The St. Louis Blues are a long way from winning the Stanley Cup, but it can’t be understated just how big the 3-2 victory in Monday’s Game 7 was.
The mantra in St. Louis for the better part of the week, and maybe for the duration of the first-round series, was that this time things were going to be different. This time the Blues weren’t going to fall apart, they were going to close out a series and finally advance after three consecutive first-round exits. But a loss in Game 6 saw doubt creep in for the Blues, if not from the players then from those who’ve watched this team fail to get the job done in Round One for the past three campaigns.
However, following Game 6’s second period collapse, the Blues entered Game 7 with the same emotion they displayed in the first frame of Saturday’s game. The difference-maker was that this time the Blues didn’t fall apart at the seams. No doubt there was a scare — an early 2-0 lead was squashed by the rival Chicago Blackhawks — but with the game tied, the Blues didn't blow coverages, they didn't let a weak goal turn the tide and they didn't give the Blackhawks one single Grade 'A' scoring chance. That all led to St. Louis’ Troy Brouwer scoring midway through the final period, and that marker stood as the goal that sent the Blues to the second round.
Of course, even the Blues’ late one-goal lead wasn’t entirely safe as Brent Seabrook blasted a shot from the blueline that walked the goal line and hit off of both posts, but that was all but forgotten as the final buzzer went.
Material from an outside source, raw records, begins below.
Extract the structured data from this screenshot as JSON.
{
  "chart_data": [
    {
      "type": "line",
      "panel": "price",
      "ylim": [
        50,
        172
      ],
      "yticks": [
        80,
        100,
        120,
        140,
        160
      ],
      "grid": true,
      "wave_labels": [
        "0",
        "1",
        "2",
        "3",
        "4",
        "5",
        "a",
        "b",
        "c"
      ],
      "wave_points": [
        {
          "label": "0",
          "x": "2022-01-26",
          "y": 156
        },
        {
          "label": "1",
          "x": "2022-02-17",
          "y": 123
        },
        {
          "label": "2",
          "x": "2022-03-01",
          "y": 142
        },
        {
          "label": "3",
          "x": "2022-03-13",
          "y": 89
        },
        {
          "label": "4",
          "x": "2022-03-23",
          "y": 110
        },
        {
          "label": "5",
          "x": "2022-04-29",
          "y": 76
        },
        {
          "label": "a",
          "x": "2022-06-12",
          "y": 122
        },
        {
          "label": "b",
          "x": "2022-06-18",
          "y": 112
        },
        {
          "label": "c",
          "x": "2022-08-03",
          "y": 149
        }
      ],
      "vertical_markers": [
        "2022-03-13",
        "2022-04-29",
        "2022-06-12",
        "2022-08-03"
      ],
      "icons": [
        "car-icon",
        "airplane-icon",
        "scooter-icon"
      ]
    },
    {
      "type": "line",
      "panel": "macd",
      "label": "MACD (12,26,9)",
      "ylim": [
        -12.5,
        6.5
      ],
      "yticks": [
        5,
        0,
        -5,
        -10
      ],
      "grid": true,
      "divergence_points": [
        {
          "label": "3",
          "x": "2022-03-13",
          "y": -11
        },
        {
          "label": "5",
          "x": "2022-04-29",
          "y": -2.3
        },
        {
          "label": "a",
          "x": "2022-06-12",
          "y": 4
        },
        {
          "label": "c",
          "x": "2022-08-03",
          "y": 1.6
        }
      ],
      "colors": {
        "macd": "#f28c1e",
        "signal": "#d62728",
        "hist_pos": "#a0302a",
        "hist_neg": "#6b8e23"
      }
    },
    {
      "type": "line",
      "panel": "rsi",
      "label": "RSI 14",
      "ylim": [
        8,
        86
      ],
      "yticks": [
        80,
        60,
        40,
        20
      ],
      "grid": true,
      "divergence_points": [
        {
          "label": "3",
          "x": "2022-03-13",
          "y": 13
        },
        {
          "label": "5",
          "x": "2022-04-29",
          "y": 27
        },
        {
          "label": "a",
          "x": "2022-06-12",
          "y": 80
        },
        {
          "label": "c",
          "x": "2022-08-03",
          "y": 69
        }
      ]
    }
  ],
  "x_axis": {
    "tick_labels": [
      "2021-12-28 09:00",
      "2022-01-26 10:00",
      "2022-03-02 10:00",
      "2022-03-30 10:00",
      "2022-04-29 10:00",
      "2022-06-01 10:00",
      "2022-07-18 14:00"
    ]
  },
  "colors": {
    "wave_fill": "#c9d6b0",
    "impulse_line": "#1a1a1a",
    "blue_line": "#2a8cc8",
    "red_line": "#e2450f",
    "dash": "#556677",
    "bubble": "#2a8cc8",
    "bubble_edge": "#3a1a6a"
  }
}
All that matters to the fans in St. Louis, and to a Blues organization that sorely needed this victory, is that they held on and are advancing to the second round of the post-season after three straight seasons of first-round heartbreak.
It’s fitting this Blues group is the one to move on, too, given the injury issues the team overcame in the regular season that likely would have crushed previous iterations of this squad. It wasn’t until the first game of the post-season that St. Louis found themselves with a full, healthy roster, yet somehow the Blues managed to not only succeed in the regular season but earn home ice advantage in the first round while challenging for the Central Division title.
If the Blues were going to go anywhere in this post-season, if they were going to accomplish anything, it had to start with St. Louis overcoming a hurdle to prove to themselves and their doubters their ability to get the job done. That their proof came at the expense of a foe as detested as the Blackhawks is only a bonus. It feels as though the Blues’ Game 7 victory could have been a catalyst for this team. Maybe it’s not all talk and this year really is different, because after Game 7, St. Louis looks like a group that is truly ready to take the next step.
That’s not to say St. Louis is without faults, and there are issues that need to be addressed if the Blues want to continue its march towards the franchise’s first Stanley Cup. The deployment and usage of star winger Vladimir Tarasenko was a major talking point throughout the first round, and a scene between coach Ken Hitchcock and the Russian winger put the spotlight squarely on the situation in Game 7. There’s also the matter of St. Louis’ inability to defend leads — the Blues blew two-goal cushions in Games 6 and 7 — and Hitchcock and Co. will need to address that issue before facing a Dallas Stars offense that can seemingly score at will. But at least for one night, the city of St. Louis will celebrate their Blues, who have finally overcome their first-round woes to move on to Round Two.